Imagine a loop of rope. What shape should you arrange it in to enclose as large an area as possible?
To find out, let's start by forming the loop into a square. It seems that you can increase its area by bulging out the sides. If you bulge the sides out as much as you can, you will push in the corners a little, but the area you lose at the corners is much smaller than the area you gain from the bulging:
Something similar goes for all sorts of other shapes you could arrange your loop in, such as a triangle or a banana shape. If there is room for pushing the rope outwards anywhere, you can increase the area. The one shape that has no room for pushing things outward is the circle. And that's indeed the answer to our question: to enclose as much area as possible, you should arrange your loop in a circle.

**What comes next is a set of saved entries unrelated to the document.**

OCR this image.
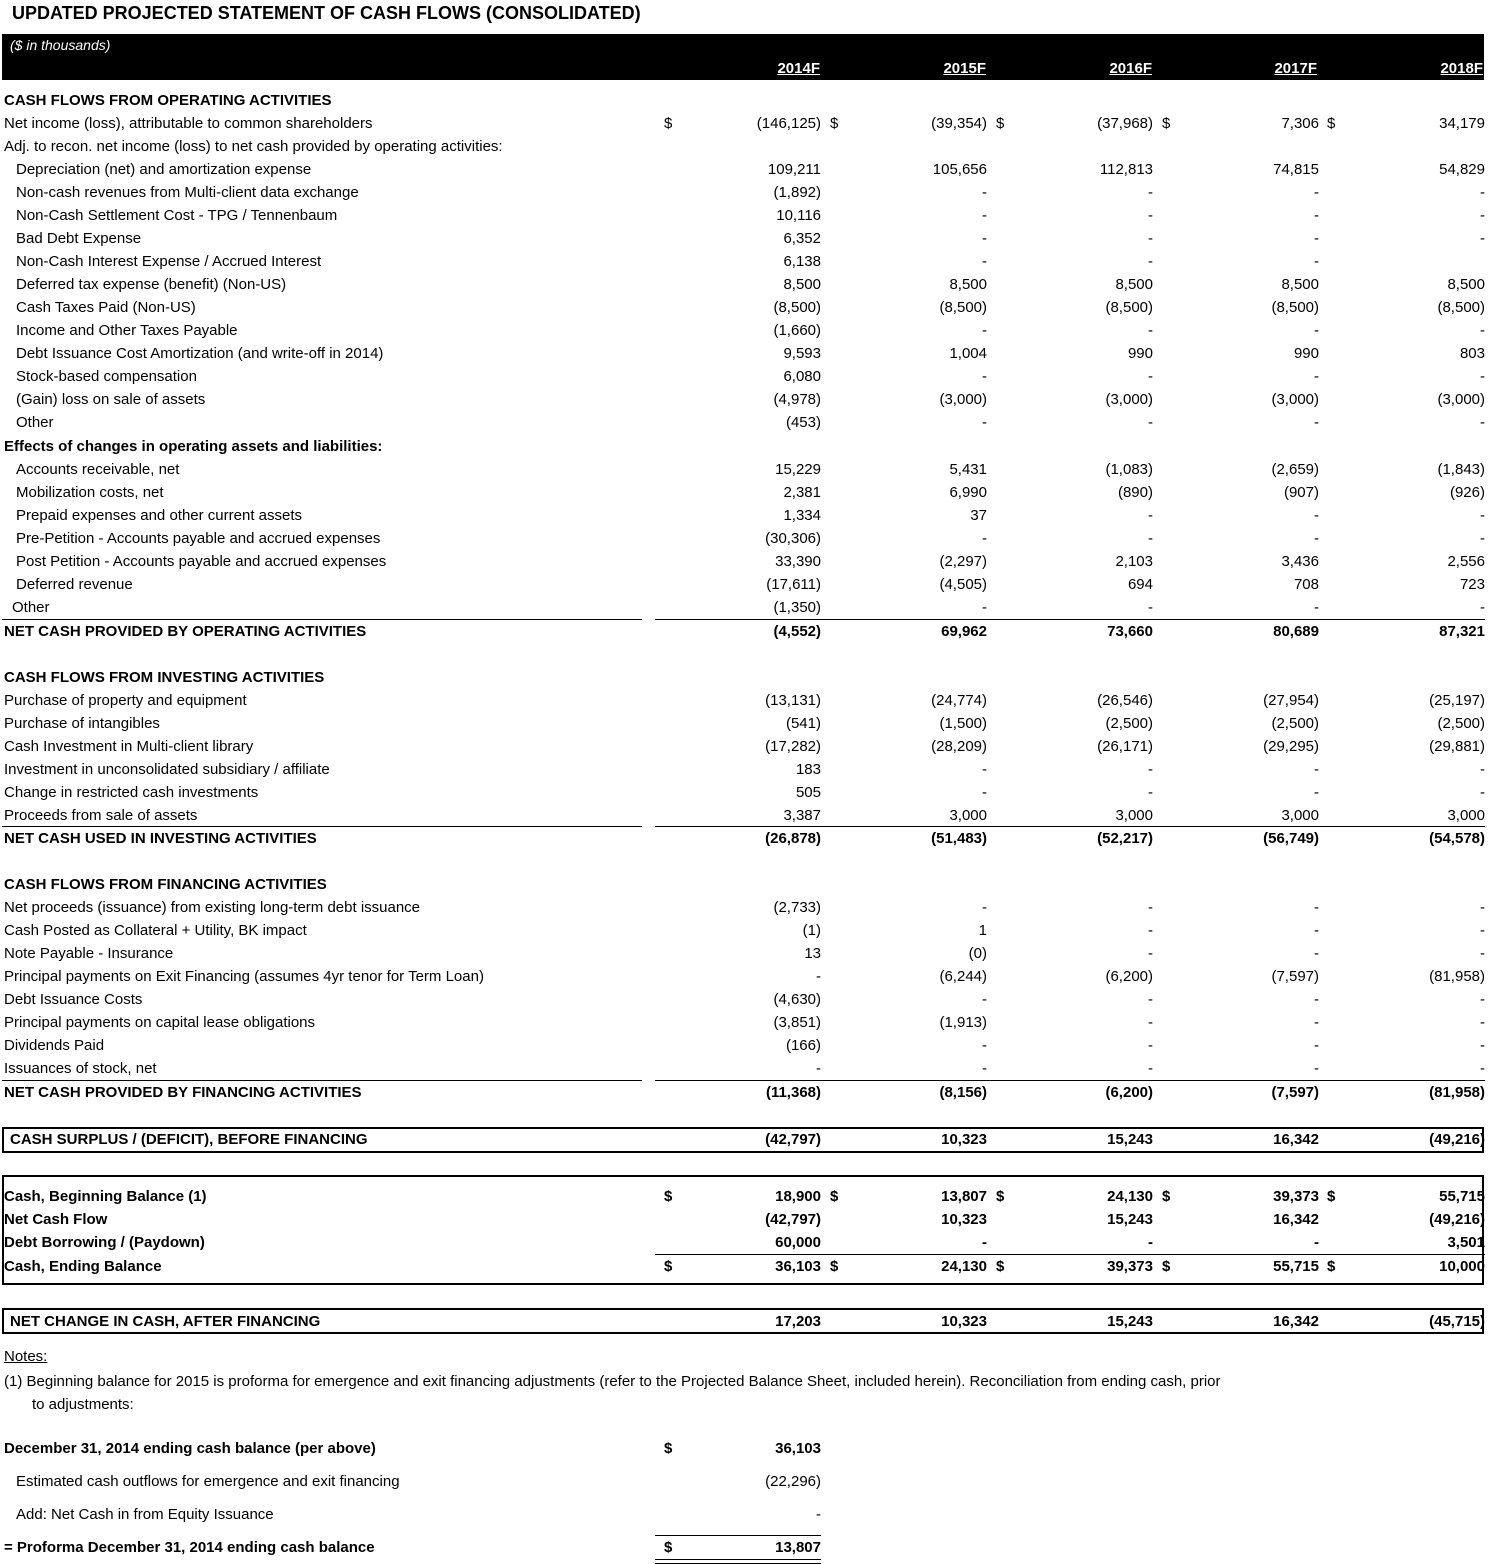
UPDATED PROJECTED STATEMENT OF CASH FLOWS (CONSOLIDATED)
($ in thousands)
2014F	2015F	2016F	2017F	2018F
CASH FLOWS FROM OPERATING ACTIVITIES
Net income (loss), attributable to common shareholders	(146,125)	(39,354)	(37,968)	7,306	34,179
$	$	$	$	$
Adj. to recon. net income (loss) to net cash provided by operating activities:
Depreciation (net) and amortization expense	109,211	105,656	112,813	74,815	54,829
Non-cash revenues from Multi-client data exchange	(1,892)	-	-	-	-
Non-Cash Settlement Cost - TPG / Tennenbaum	10,116	-	-	-	-
Bad Debt Expense	6,352	-	-	-	-
Non-Cash Interest Expense / Accrued Interest	6,138	-	-	-
Deferred tax expense (benefit) (Non-US)	8,500	8,500	8,500	8,500	8,500
Cash Taxes Paid (Non-US)	(8,500)	(8,500)	(8,500)	(8,500)	(8,500)
Income and Other Taxes Payable	(1,660)	-	-	-	-
Debt Issuance Cost Amortization (and write-off in 2014)	9,593	1,004	990	990	803
Stock-based compensation	6,080	-	-	-	-
(Gain) loss on sale of assets	(4,978)	(3,000)	(3,000)	(3,000)	(3,000)
Other	(453)	-	-	-	-
Effects of changes in operating assets and liabilities:
Accounts receivable, net	15,229	5,431	(1,083)	(2,659)	(1,843)
Mobilization costs, net	2,381	6,990	(890)	(907)	(926)
Prepaid expenses and other current assets	1,334	37	-	-	-
Pre-Petition - Accounts payable and accrued expenses	(30,306)	-	-	-	-
Post Petition - Accounts payable and accrued expenses	33,390	(2,297)	2,103	3,436	2,556
Deferred revenue	(17,611)	(4,505)	694	708	723
Other	(1,350)	-	-	-	-
NET CASH PROVIDED BY OPERATING ACTIVITIES	(4,552)	69,962	73,660	80,689	87,321
CASH FLOWS FROM INVESTING ACTIVITIES
Purchase of property and equipment	(13,131)	(24,774)	(26,546)	(27,954)	(25,197)
Purchase of intangibles	(541)	(1,500)	(2,500)	(2,500)	(2,500)
Cash Investment in Multi-client library	(17,282)	(28,209)	(26,171)	(29,295)	(29,881)
Investment in unconsolidated subsidiary / affiliate	183	-	-	-	-
Change in restricted cash investments	505	-	-	-	-
Proceeds from sale of assets	3,387	3,000	3,000	3,000	3,000
NET CASH USED IN INVESTING ACTIVITIES	(26,878)	(51,483)	(52,217)	(56,749)	(54,578)
CASH FLOWS FROM FINANCING ACTIVITIES
Net proceeds (issuance) from existing long-term debt issuance	(2,733)	-	-	-	-
Cash Posted as Collateral + Utility, BK impact	(1)	1	-	-	-
Note Payable - Insurance	13	(0)	-	-	-
Principal payments on Exit Financing (assumes 4yr tenor for Term Loan)	-	(6,244)	(6,200)	(7,597)	(81,958)
Debt Issuance Costs	(4,630)	-	-	-	-
Principal payments on capital lease obligations	(3,851)	(1,913)	-	-	-
Dividends Paid	(166)	-	-	-	-
Issuances of stock, net	-	-	-	-	-
NET CASH PROVIDED BY FINANCING ACTIVITIES	(11,368)	(8,156)	(6,200)	(7,597)	(81,958)
CASH SURPLUS / (DEFICIT), BEFORE FINANCING	(42,797)	10,323	15,243	16,342	(49,216)
Cash, Beginning Balance (1)	18,900	13,807	24,130	39,373	55,715
$	$	$	$	$
Net Cash Flow	(42,797)	10,323	15,243	16,342	(49,216)
Debt Borrowing / (Paydown)	60,000	-	-	-	3,501
Cash, Ending Balance	36,103	24,130	39,373	55,715	10,000
$	$	$	$	$
NET CHANGE IN CASH, AFTER FINANCING	17,203	10,323	15,243	16,342	(45,715)
Notes:
(1) Beginning balance for 2015 is proforma for emergence and exit financing adjustments (refer to the Projected Balance Sheet, included herein). Reconciliation from ending cash, prior
to adjustments:
December 31, 2014 ending cash balance (per above)	36,103
$
Estimated cash outflows for emergence and exit financing	(22,296)
Add: Net Cash in from Equity Issuance	-
= Proforma December 31, 2014 ending cash balance	13,807
$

According to legend, the mythical Queen Dido founded the ancient city of Carthage using this problem as a trick. Dido had to flee her home to escape from her murderous brother, and eventually ended up in the realm of King Hiarbas. She asked Hiarbas to be given as much land as could be enclosed by a single ox hide. "Sounds fair enough," the king must have thought, and granted her wish. But Dido was clever: rather than taking the ox hide as it was, she cut it into thin strips, attached them at their ends, and then laid the long strip out in a circle. This gave her an area large enough to found a kingdom on.

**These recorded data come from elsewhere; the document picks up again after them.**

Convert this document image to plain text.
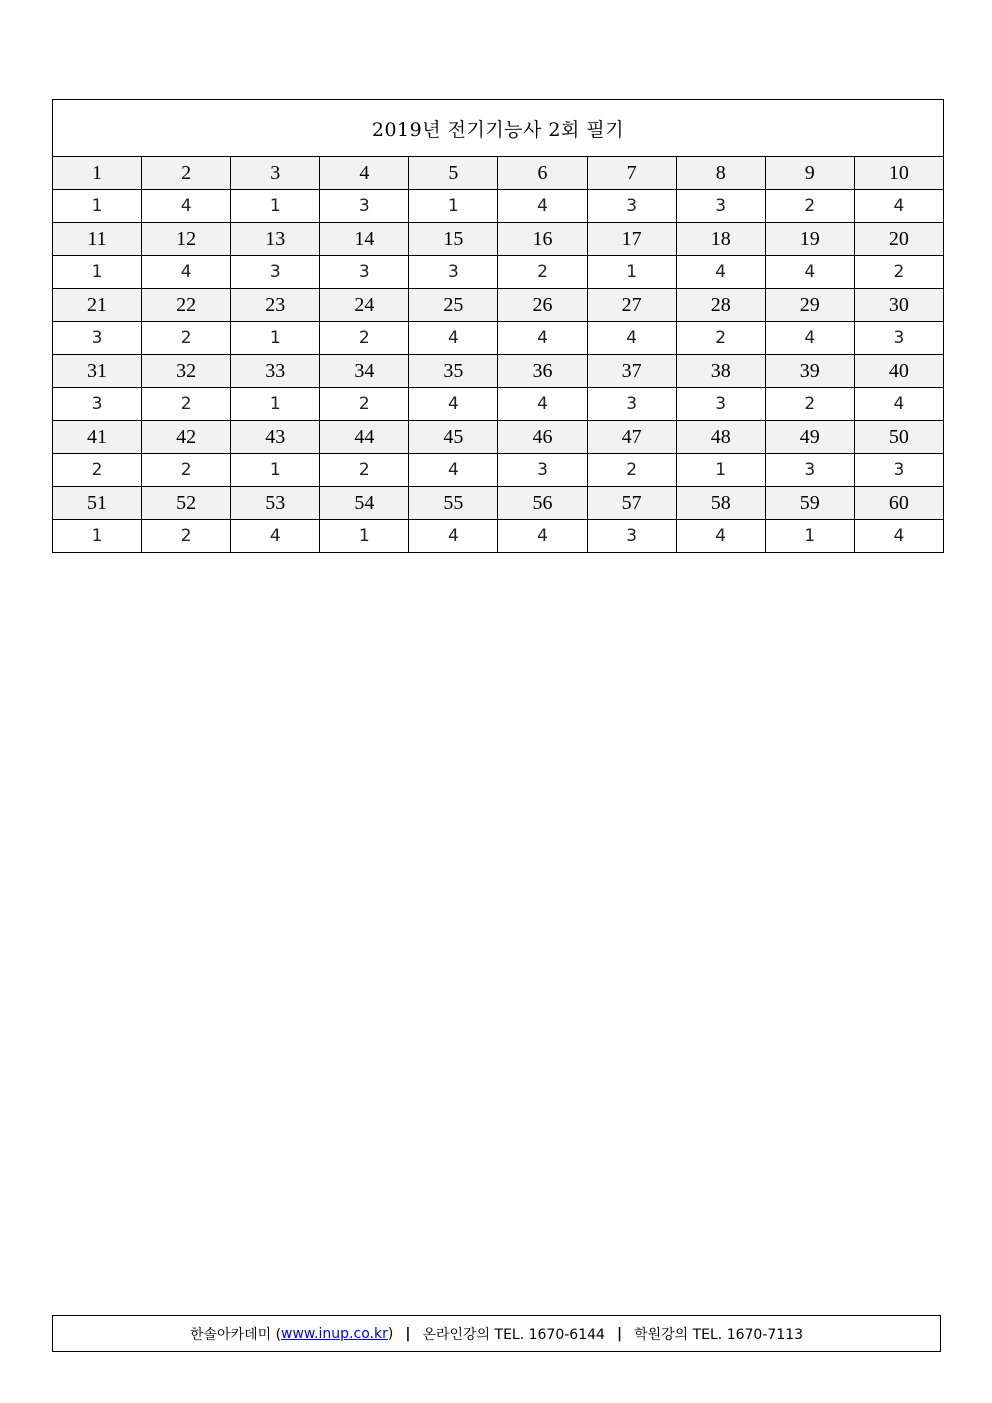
2019년 전기기능사 2회 필기									
1	2	3	4	5	6	7	8	9	10
1	4	1	3	1	4	3	3	2	4
11	12	13	14	15	16	17	18	19	20
1	4	3	3	3	2	1	4	4	2
21	22	23	24	25	26	27	28	29	30
3	2	1	2	4	4	4	2	4	3
31	32	33	34	35	36	37	38	39	40
3	2	1	2	4	4	3	3	2	4
41	42	43	44	45	46	47	48	49	50
2	2	1	2	4	3	2	1	3	3
51	52	53	54	55	56	57	58	59	60
1	2	4	1	4	4	3	4	1	4
한솔아카데미 ( www.inup.co.kr ) | 온라인강의 TEL. 1670-6144 | 학원강의 TEL. 1670-7113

If you spend some time playing with a loop of rope or string, the fact that the circle is the shape that gives you the largest area becomes almost obvious. Yet, it took mathematicians a very long time to prove it. While Dido is supposed to have lived nearly 3000 years ago, a complete proof of her problem didn't arrive until 1879.
Note: Strictly speaking Dido's problem is to find a shape with a piece of straight line as part of its boundary that encloses a maximal area. The answer in this case is a semi circle.